When I first ran a 100km race, my final heavy session was an 80km weekend, consisting of 4 20km runs within a 36-hour period, about a month out from the event. It left me feeling bashed and sore, but confident that I could suck it up on race day. Fast forward 4 years, and I’m now in the final stage of preparations to race in Japan. By ‘race’ I mean that there will be 99 other runners on the day and we’re all heading for the same finish line. But running 250km on road in a single stage means having many other challenges to overcome before even considering the joyous act of competing with others.
So, as my final heavy weekend, 3 weeks out from race day I once again invoked the 4×20. For my first 3 runs – Friday night, Saturday morning, and Saturday night I tested my different Bondi to make the final choice for my race day shoe. But for the 4th 20km, on Sunday morning, I decided to do something different. When we train for ultra, we do everything we can to suck up hurt and go looking for more. We don’t train for a 100, 160, or 250km run by attempting the same distance in training. Instead we challenge our bodies, we push our limbs and organs to a point of hurt and fatigue that approximates race weekend, and then we run some more. We can’t recreate the hurt of race day, but we can practise for it.
Relevance? Looking at my backseat full of running shoes, I reached for the Rapa Nui Tarmac. Other than a sweet old pair of Brooks Green Silence, it was the least cushioned set of runners in my car. Training on tired legs in firmer shoes with less cushioning after a tough weekend seemed the most interesting option, given that I know I can run 20km happily in a pair of Bondi no matter how sore I might be. Well, maybe not happily – but I can definitely get it done as needed.
Result? Wow! Having softened them up a bit from maybe 150-200km of wear, I finally seemed to have found my Rapa Nui Tarmacs’ sweet spot. Despite a hypo from running unexpectedly quick (did I mention it was also a weekend of bonk training?) and a crappy patch of feeling totally dehydrated (can’t blame the shoes for that – probably shouldn’t have skipped breakfast though), all my quickest km for the weekend came in the final set of 20km, on the Rapas.
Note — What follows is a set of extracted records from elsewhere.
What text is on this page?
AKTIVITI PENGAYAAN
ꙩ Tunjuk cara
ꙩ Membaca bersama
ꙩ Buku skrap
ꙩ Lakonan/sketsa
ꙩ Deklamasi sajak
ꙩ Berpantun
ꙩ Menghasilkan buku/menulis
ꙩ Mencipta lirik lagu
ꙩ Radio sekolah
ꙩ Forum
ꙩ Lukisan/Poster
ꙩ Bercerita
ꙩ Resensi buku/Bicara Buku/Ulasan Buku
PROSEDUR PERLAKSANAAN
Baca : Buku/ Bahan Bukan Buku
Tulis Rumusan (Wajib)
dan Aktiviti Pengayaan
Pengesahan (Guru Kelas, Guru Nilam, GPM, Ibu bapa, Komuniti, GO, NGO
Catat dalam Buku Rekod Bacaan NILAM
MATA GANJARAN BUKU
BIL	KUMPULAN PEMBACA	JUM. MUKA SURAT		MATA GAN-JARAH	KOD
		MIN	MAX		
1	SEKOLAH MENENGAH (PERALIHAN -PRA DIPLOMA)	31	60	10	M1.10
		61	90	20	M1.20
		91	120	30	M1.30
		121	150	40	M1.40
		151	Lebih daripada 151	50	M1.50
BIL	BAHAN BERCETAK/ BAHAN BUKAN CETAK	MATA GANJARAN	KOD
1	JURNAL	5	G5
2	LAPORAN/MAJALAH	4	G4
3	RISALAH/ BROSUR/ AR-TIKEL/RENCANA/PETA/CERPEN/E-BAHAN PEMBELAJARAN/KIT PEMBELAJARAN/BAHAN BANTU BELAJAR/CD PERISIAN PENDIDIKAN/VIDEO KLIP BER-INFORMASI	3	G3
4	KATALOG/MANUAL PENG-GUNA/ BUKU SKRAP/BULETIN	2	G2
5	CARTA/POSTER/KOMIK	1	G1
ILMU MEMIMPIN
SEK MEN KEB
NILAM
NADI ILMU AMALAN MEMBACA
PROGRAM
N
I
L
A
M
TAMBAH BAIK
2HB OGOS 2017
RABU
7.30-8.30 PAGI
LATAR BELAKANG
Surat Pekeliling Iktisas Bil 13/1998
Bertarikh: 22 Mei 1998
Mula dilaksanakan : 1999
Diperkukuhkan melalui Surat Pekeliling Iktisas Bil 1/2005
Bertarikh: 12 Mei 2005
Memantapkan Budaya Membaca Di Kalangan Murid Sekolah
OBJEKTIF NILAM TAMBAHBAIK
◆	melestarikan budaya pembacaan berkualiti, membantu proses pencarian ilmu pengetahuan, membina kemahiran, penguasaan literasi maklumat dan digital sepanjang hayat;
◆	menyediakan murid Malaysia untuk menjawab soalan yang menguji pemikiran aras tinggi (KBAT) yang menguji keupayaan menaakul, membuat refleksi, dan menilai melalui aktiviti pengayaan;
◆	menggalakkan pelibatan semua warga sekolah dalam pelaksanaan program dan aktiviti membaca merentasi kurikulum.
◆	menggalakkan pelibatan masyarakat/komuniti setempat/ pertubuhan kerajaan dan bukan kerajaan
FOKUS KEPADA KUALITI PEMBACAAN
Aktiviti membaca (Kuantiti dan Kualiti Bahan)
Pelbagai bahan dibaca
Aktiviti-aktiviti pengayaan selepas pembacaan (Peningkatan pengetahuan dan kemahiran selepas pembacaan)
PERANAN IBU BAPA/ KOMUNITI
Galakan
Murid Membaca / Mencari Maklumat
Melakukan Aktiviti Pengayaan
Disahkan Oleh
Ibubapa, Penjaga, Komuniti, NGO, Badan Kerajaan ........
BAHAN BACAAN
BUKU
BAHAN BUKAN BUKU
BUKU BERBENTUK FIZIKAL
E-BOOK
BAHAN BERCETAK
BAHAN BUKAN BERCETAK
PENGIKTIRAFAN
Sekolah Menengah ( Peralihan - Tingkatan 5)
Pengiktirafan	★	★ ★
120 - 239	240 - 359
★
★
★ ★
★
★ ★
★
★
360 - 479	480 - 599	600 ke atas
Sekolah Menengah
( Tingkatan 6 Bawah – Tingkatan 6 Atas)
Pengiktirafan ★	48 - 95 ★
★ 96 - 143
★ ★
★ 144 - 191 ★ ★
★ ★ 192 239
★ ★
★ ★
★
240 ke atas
Firmer sole, quicker turnover, greater spring, superior running form, fully utilized Achilles potential? Not sure. Certainly I wouldn’t recommend running 24 hours in them to anybody but a well-conditioned endurance athlete with strong and light running form. But even after having close to a year’s experience with the Kailua/ Rapa Nui midsole, this degree of performance and comfort from a shoe that I had previously liked but not expected too much from now makes me wonder what else the Rapa Nui has to offer on road as they break in and we get to know each other. The guys behind Hoka are wizards of design and material technologies, and when you find that a running shoe breaks in like this, revealing so much more of itself as it is worn more – it makes you even more curious just what comes next.